Materials and Methods:
A Monte Carlo model of cellular radiation response was developed. This model incorporated damage from both direct radiation and intercellular communication including bystander signaling. The predictions of this model were compared to previously measured survival curves for a normal human fibroblast line (AGO1522) and prostate tumor cells (DU145) exposed to spatially modulated fields.
Results:
The model was found to be able to accurately reproduce cell survival both in populations which were directly exposed to radiation and those which were outside the primary treatment field.
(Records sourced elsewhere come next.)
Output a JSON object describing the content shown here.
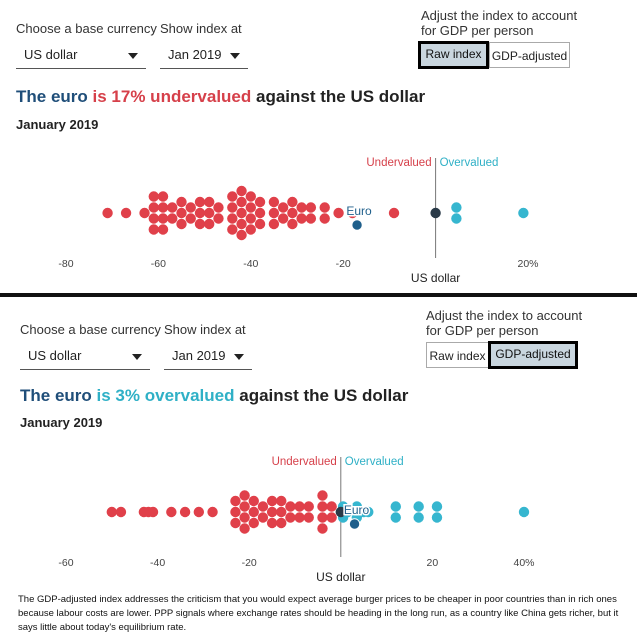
{
  "panels": [
    {
      "controls": {
        "base_label": "Choose a base currency",
        "base_value": "US dollar",
        "index_label": "Show index at",
        "index_value": "Jan 2019",
        "adjust_label": "Adjust the index to account for GDP per person",
        "raw_label": "Raw index",
        "gdp_label": "GDP-adjusted",
        "active": "raw"
      },
      "headline": {
        "lead": "The euro",
        "verdict": "is 17% undervalued",
        "tail": "against the US dollar",
        "tone": "red"
      },
      "subhead": "January 2019",
      "chart_data": {
        "type": "scatter",
        "title": "",
        "xlabel": "US dollar",
        "x_ticks": [
          -80,
          -60,
          -40,
          -20,
          0,
          20
        ],
        "x_tick_labels": [
          "-80",
          "-60",
          "-40",
          "-20",
          "",
          "20%"
        ],
        "xlim": [
          -88,
          26
        ],
        "zero_labels": {
          "under": "Undervalued",
          "over": "Overvalued"
        },
        "highlight": {
          "name": "Euro",
          "value": -17
        },
        "base": {
          "value": 0
        },
        "points": [
          -71,
          -67,
          -63,
          -61,
          -61,
          -61,
          -61,
          -59,
          -59,
          -59,
          -59,
          -57,
          -57,
          -55,
          -55,
          -55,
          -53,
          -53,
          -51,
          -51,
          -51,
          -49,
          -49,
          -49,
          -47,
          -47,
          -44,
          -44,
          -44,
          -44,
          -42,
          -42,
          -42,
          -42,
          -42,
          -40,
          -40,
          -40,
          -40,
          -38,
          -38,
          -38,
          -35,
          -35,
          -35,
          -33,
          -33,
          -31,
          -31,
          -31,
          -29,
          -29,
          -27,
          -27,
          -24,
          -24,
          -21,
          -18,
          -9,
          4.5,
          4.5,
          19
        ]
      }
    },
    {
      "controls": {
        "base_label": "Choose a base currency",
        "base_value": "US dollar",
        "index_label": "Show index at",
        "index_value": "Jan 2019",
        "adjust_label": "Adjust the index to account for GDP per person",
        "raw_label": "Raw index",
        "gdp_label": "GDP-adjusted",
        "active": "gdp"
      },
      "headline": {
        "lead": "The euro",
        "verdict": "is 3% overvalued",
        "tail": "against the US dollar",
        "tone": "teal"
      },
      "subhead": "January 2019",
      "chart_data": {
        "type": "scatter",
        "title": "",
        "xlabel": "US dollar",
        "x_ticks": [
          -60,
          -40,
          -20,
          0,
          20,
          40
        ],
        "x_tick_labels": [
          "-60",
          "-40",
          "-20",
          "",
          "20",
          "40%"
        ],
        "xlim": [
          -67,
          47
        ],
        "zero_labels": {
          "under": "Undervalued",
          "over": "Overvalued"
        },
        "highlight": {
          "name": "Euro",
          "value": 3
        },
        "base": {
          "value": 0
        },
        "points": [
          -50,
          -48,
          -43,
          -42,
          -41,
          -37,
          -34,
          -31,
          -28,
          -23,
          -23,
          -23,
          -21,
          -21,
          -21,
          -21,
          -19,
          -19,
          -19,
          -17,
          -17,
          -15,
          -15,
          -15,
          -13,
          -13,
          -13,
          -11,
          -11,
          -9,
          -9,
          -7,
          -7,
          -4,
          -4,
          -4,
          -4,
          -2,
          -2,
          0.5,
          0.5,
          1.5,
          3.5,
          3.5,
          5,
          6,
          12,
          12,
          17,
          17,
          21,
          21,
          40
        ]
      }
    }
  ],
  "footnote": "The GDP-adjusted index addresses the criticism that you would expect average burger prices to be cheaper in poor countries than in rich ones because labour costs are lower. PPP signals where exchange rates should be heading in the long run, as a country like China gets richer, but it says little about today's equilibrium rate.",
  "colors": {
    "under": "#e0404a",
    "over": "#36b6cf",
    "euro": "#1f5f8b",
    "base": "#2a3a48",
    "axis": "#777777"
  }
}
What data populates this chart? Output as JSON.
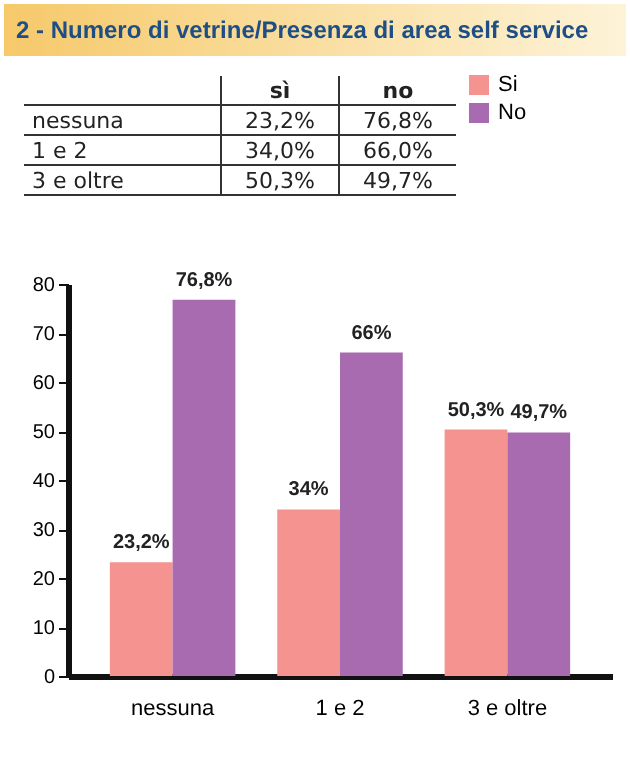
{
  "chart_data": {
    "type": "bar",
    "title": "2 - Numero di vetrine/Presenza di area self service",
    "categories": [
      "nessuna",
      "1 e 2",
      "3 e oltre"
    ],
    "series": [
      {
        "name": "Si",
        "color": "#f4938f",
        "values": [
          23.2,
          34.0,
          50.3
        ],
        "value_labels": [
          "23,2%",
          "34%",
          "50,3%"
        ]
      },
      {
        "name": "No",
        "color": "#a86bb0",
        "values": [
          76.8,
          66.0,
          49.7
        ],
        "value_labels": [
          "76,8%",
          "66%",
          "49,7%"
        ]
      }
    ],
    "annotations": [
      "sì",
      "no",
      "23,2%",
      "76,8%",
      "34,0%",
      "66,0%",
      "50,3%",
      "49,7%"
    ],
    "ylim": [
      0,
      80
    ],
    "yticks": [
      0,
      10,
      20,
      30,
      40,
      50,
      60,
      70,
      80
    ],
    "grid": false,
    "legend": "top right"
  }
}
The model predicts that the bystander effect makes a significant contribution to cell killing even in uniformly irradiated cells. The bystander effect contribution varies strongly with dose, falling from a high of 80% at low doses to 25% and 50% at 4 Gy for AGO1522 and DU145 cells, respectively. This was verified using the inducible nitric oxide synthase inhibitor aminoguanidine to inhibit the bystander effect in cells exposed to different doses, which showed significantly larger reductions in cell killing at lower doses.
Conclusions:
The model presented in this work accurately reproduces cell survival following modulated radiation exposures, both in and out of the primary treatment field, by incorporating a bystander component. In addition, the model suggests that the bystander effect is responsible for a significant portion of cell killing in uniformly irradiated cells, 50% and 70% at doses of 2 Gy in AGO1522 and DU145 cells, respectively. This description is a significant departure from accepted radiobiological models and may have a significant impact on optimization of treatment planning approaches if proven to be applicable in vivo.